With an interesting new focus being placed on the high-net-worth of China, we ask what the current trends and demands of the Asian owner are and what kind of market that demand inhabits. Is it a case of culturally defined design, or a matter of individuality with each project across the globe?
“The wealthy Chinese don't often use their yachts the same way the Europeans or Americans do,” explains Michele Flandin, Marketing Manager of Oceanco. “For them, a boat is used to entertain clients rather than for sailing; they use their boats to do social networking for the sake of their businesses.”
“Onboard requirements are often in line with the culture of the yacht owners,” continues Michele. “But, in general, [Oceanco] designs are elaborated to seduce a majority of potential buyers … Specific demands can always be integrated into the designs and, to precisely attract the Asian market, Oceanco adapts its yacht interiors in order to match the Asian lifestyle and taste.”
“We’ve worked in an Asian reality,” adds Burak Akgul, Managing Director of Sales, Marketing & Design of Perini Navi Group, “and we’ve found that to be very modern, very distinctive and coincidently very ingenious in the use of space and the manner in which the spaces are able to be transformed for different purposes; much, much more so than anything we’ve done before. However, if you look at it purely from a design perspective, it could have been an Asian client, a Norwegian client or a British client - it’s aspecific modern taste.”
“In the past we haven’t found that the tastes differ [...] what we are hearing a great deal is the relatively less importance placed on the outdoor spaces as living spaces compared to what they may be perceived as by non-Asian owners ... If we have to think of something to distinguish, that appears to be the only thing that one might be able to identify. Less of a tendency to be spending time outdoors for the sake of being outdoors.”
Adrian Lee Chye Cheng, owner of the 55 metre Benetti superyacht Ocean Paradise, spoke to Bloomberg in order to highlight Asia’s HNWI entrance into the superyacht market and focus on the demand in which the market is facing.
“The new market is in Asia,” comments Lee, “the yacht industry is very peculiar; it’s something you have to learn, understand and feel. You wouldn’t go out and buy a yacht if you don’t know enough. I’ve seen people buy a Ferrari on impulse or go to an air show and like a plane and just buy it. A yacht takes more time.”
Feadship, another leader in the Dutch yacht building sector, introduced Blue Sky - the 44.65 metre motor yacht - to a Chinese owner in February 2013; the first yacht to be built by a Western shipyard for a client in mainland China. During a speech to the launch ceremony audience, CEO of Feadship Dick van Lent noted on the new ground being broken in Asia.
“It is a great honour for Feadship to complete the order for an exclusive superyacht for the People’s Republic of China.
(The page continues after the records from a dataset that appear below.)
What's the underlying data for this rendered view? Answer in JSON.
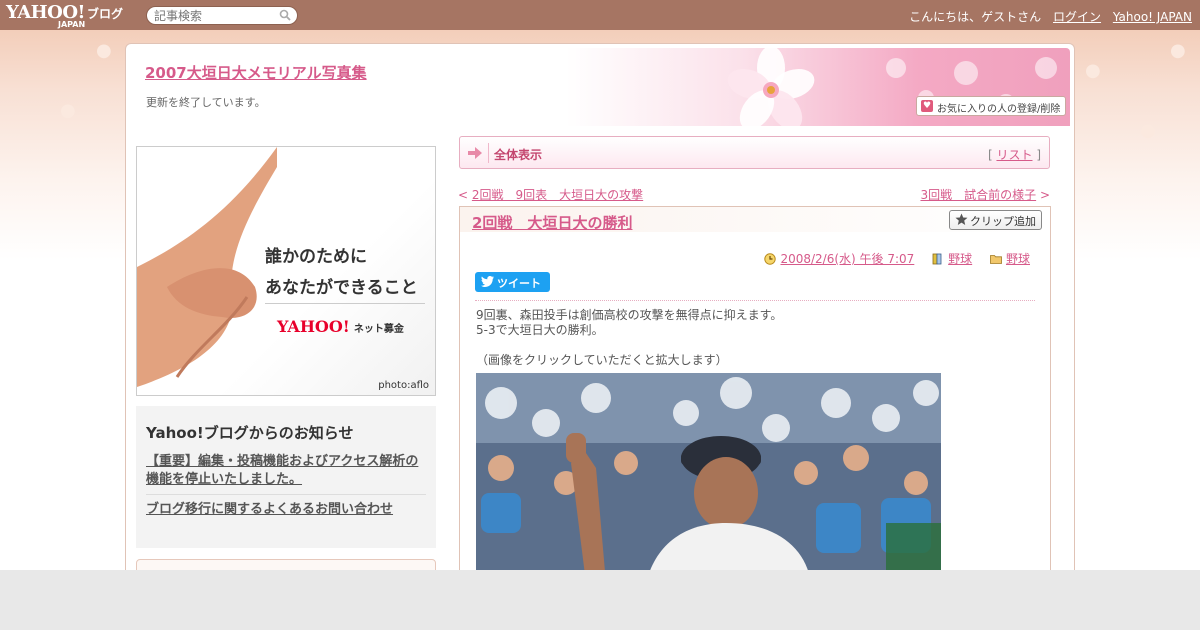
{
  "topbar": {
    "logo_main": "YAHOO!",
    "logo_sub": "JAPAN",
    "logo_blog": "ブログ",
    "search_placeholder": "記事検索",
    "greeting": "こんにちは、ゲストさん",
    "login": "ログイン",
    "yahoo_japan": "Yahoo! JAPAN"
  },
  "header": {
    "blog_title": "2007大垣日大メモリアル写真集",
    "blog_desc": "更新を終了しています。",
    "favorite_button": "お気に入りの人の登録/削除"
  },
  "ad": {
    "line1": "誰かのために",
    "line2": "あなたができること",
    "logo": "YAHOO!",
    "logo_sub": "JAPAN",
    "logo_label": "ネット募金",
    "credit": "photo:aflo"
  },
  "notice": {
    "title": "Yahoo!ブログからのお知らせ",
    "items": [
      "【重要】編集・投稿機能およびアクセス解析の機能を停止いたしました。",
      "ブログ移行に関するよくあるお問い合わせ"
    ]
  },
  "nav": {
    "label": "全体表示",
    "list_open": "[",
    "list_link": "リスト",
    "list_close": "]"
  },
  "pager": {
    "prev_mark": "<",
    "prev": "2回戦　9回表　大垣日大の攻撃",
    "next": "3回戦　試合前の様子",
    "next_mark": ">"
  },
  "article": {
    "title": "2回戦　大垣日大の勝利",
    "clip_button": "クリップ追加",
    "date": "2008/2/6(水) 午後 7:07",
    "category1": "野球",
    "category2": "野球",
    "tweet": "ツイート",
    "body_line1": "9回裏、森田投手は創価高校の攻撃を無得点に抑えます。",
    "body_line2": "5-3で大垣日大の勝利。",
    "body_line3": "（画像をクリックしていただくと拡大します）"
  },
  "colors": {
    "topbar": "#a67563",
    "accent_pink": "#d65a8a",
    "twitter": "#1da1f2"
  },
  "icons": [
    "search-icon",
    "heart-icon",
    "arrow-right-icon",
    "star-icon",
    "clock-icon",
    "book-icon",
    "folder-icon",
    "twitter-bird-icon"
  ]
}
Feadship made history by being the first Western yard to deliver to South America in the 1930s. We were the first European yard to build custom yachts for the United States in the 1950s and in the Middle East a decade later. Having also led the way over recent decades in Africa and other areas of the Far East, everyone at Feadship is delighted to now do the same in China.”
Albeit few Chinese owners are building large bespoke yachts, the market is expressing growing demand for these vessels and will establish itself over time. While there is little evidence of culture directing design, the resounding message seems to take two forms. The first furthers the infallible truth that each owner will hold their individual preference, and that the only difference being not a matter of difference in design, but difference in use. The second emphasising the need for this market to establish itself before we can begin to gather trends.
Running from March 27th - March 30th 2014, the Hainan Rendez-Vous will act as a barometer for the demand currently emerging from the Chinese market.